Let r is the internal resistance of cell , E is the emf of cell.

two cell of emf 1.5V and resistance r are in parallel also two resistors are joined in parallel with it as shown in figure.

Terminal voltage of the = 1.4V is given . Means voltage ( V) = 1.4V are given voltage between two resistance which are joined in parallel with circuit .

Now, we have to find out equivalent resistance,

first find equivalent resistance of two given resistors,

$Req=R\times R/(R+R)=R/2=17\Omega /2=8.5\Omega$

now, solve the circuit by applying Kirchoff's law , Let i current flow through the circuit also i₁ and i₂ Current flow through each emf.

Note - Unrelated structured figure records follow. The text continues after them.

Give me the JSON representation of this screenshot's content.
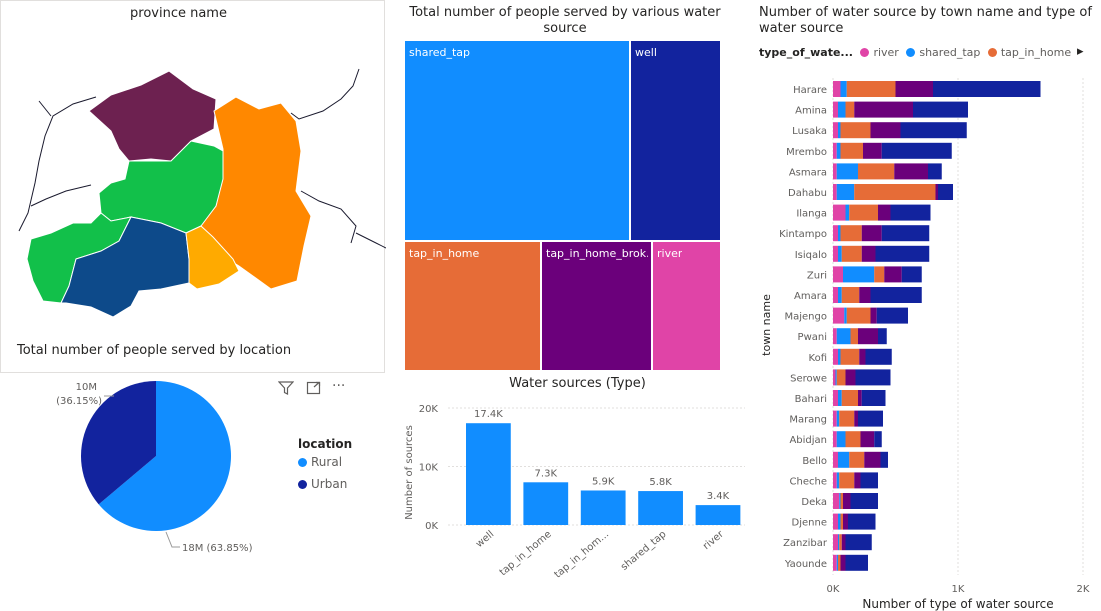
{
  "map": {
    "title": "province name",
    "colors": [
      "#6d2150",
      "#ff8800",
      "#12c04a",
      "#12c04a",
      "#0d4a8a",
      "#ffaa00"
    ]
  },
  "location_panel": {
    "title": "Total number of people served by location",
    "toolbar_icons": [
      "filter-icon",
      "focus-mode-icon",
      "more-options-icon"
    ],
    "more_glyph": "···"
  },
  "treemap_panel": {
    "title_line1": "Total number of people served by various water",
    "title_line2": "source"
  },
  "bar_panel": {
    "title": "Water sources (Type)"
  },
  "stacked_panel": {
    "title_line1": "Number of water source by town name and type of",
    "title_line2": "water source",
    "legend_title": "type_of_wate...",
    "legend_items": [
      "river",
      "shared_tap",
      "tap_in_home"
    ],
    "next_arrow": "▸"
  },
  "colors": {
    "river": "#e044a7",
    "shared_tap": "#118dff",
    "tap_in_home": "#e66c37",
    "tap_in_home_broken": "#6b007b",
    "well": "#12239e",
    "rural": "#118dff",
    "urban": "#12239e"
  },
  "chart_data": [
    {
      "type": "pie",
      "legend_title": "location",
      "labels": [
        "Rural",
        "Urban"
      ],
      "values": [
        18,
        10
      ],
      "data_labels": [
        "18M (63.85%)",
        "10M (36.15%)"
      ],
      "percent": [
        63.85,
        36.15
      ]
    },
    {
      "type": "treemap",
      "labels": [
        "shared_tap",
        "well",
        "tap_in_home",
        "tap_in_home_brok...",
        "river"
      ]
    },
    {
      "type": "bar",
      "categories": [
        "well",
        "tap_in_home",
        "tap_in_hom...",
        "shared_tap",
        "river"
      ],
      "values": [
        17400,
        7300,
        5900,
        5800,
        3400
      ],
      "data_labels": [
        "17.4K",
        "7.3K",
        "5.9K",
        "5.8K",
        "3.4K"
      ],
      "ylabel": "Number of sources",
      "yticks": [
        "0K",
        "10K",
        "20K"
      ],
      "ylim": [
        0,
        20000
      ],
      "grid": true
    },
    {
      "type": "bar",
      "orientation": "horizontal-stacked",
      "xlabel": "Number of type of water source",
      "ylabel": "town name",
      "xticks": [
        "0K",
        "1K",
        "2K"
      ],
      "xlim": [
        0,
        2000
      ],
      "categories": [
        "Harare",
        "Amina",
        "Lusaka",
        "Mrembo",
        "Asmara",
        "Dahabu",
        "Ilanga",
        "Kintampo",
        "Isiqalo",
        "Zuri",
        "Amara",
        "Majengo",
        "Pwani",
        "Kofi",
        "Serowe",
        "Bahari",
        "Marang",
        "Abidjan",
        "Bello",
        "Cheche",
        "Deka",
        "Djenne",
        "Zanzibar",
        "Yaounde"
      ],
      "series": [
        {
          "name": "river",
          "values": [
            60,
            40,
            40,
            30,
            30,
            30,
            100,
            40,
            40,
            80,
            40,
            90,
            30,
            40,
            20,
            40,
            30,
            30,
            40,
            30,
            50,
            40,
            40,
            30
          ]
        },
        {
          "name": "shared_tap",
          "values": [
            50,
            60,
            20,
            30,
            170,
            140,
            30,
            20,
            30,
            250,
            30,
            20,
            110,
            20,
            10,
            30,
            20,
            70,
            90,
            20,
            10,
            20,
            10,
            10
          ]
        },
        {
          "name": "tap_in_home",
          "values": [
            390,
            70,
            240,
            180,
            290,
            650,
            230,
            170,
            160,
            80,
            140,
            190,
            60,
            150,
            70,
            130,
            120,
            120,
            120,
            120,
            20,
            20,
            20,
            20
          ]
        },
        {
          "name": "tap_in_home_broken",
          "values": [
            300,
            470,
            240,
            150,
            270,
            20,
            100,
            160,
            110,
            140,
            90,
            50,
            160,
            50,
            80,
            30,
            30,
            110,
            130,
            50,
            60,
            40,
            30,
            40
          ]
        },
        {
          "name": "well",
          "values": [
            860,
            440,
            530,
            560,
            110,
            120,
            320,
            380,
            430,
            160,
            410,
            250,
            70,
            210,
            280,
            190,
            200,
            60,
            60,
            140,
            220,
            220,
            210,
            180
          ]
        }
      ]
    }
  ]
}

For first loop [ assume any loop in both ]

$iReq+i₁r-E=0$

$i₁=\frac{(E-iReq)}{r}$ ----(1)

For second loop

$iReq+i₂r-E=0$

$i₂=(E-iReq)/r$

now, $I=i₁+i₂=(2E-2iReq)/r$

$ir=2E-2i{R}_{eq}$

$i=\frac{E}{(Req+r/2)}$

Also $V=iReq$

$I=V/Req=\frac{E}{(Req+r/2)}$

Now, put $V=1.4V,E=1.5V,R_{eq}=8.5\Omega$

$\frac{1.4}{8.5}=1.5/(8.5+r/2)$

$1.4(8.5+r/2)=1.5\times 8.5$

$r=1.21\Omega$

Hence, answer is $1.21\Omega$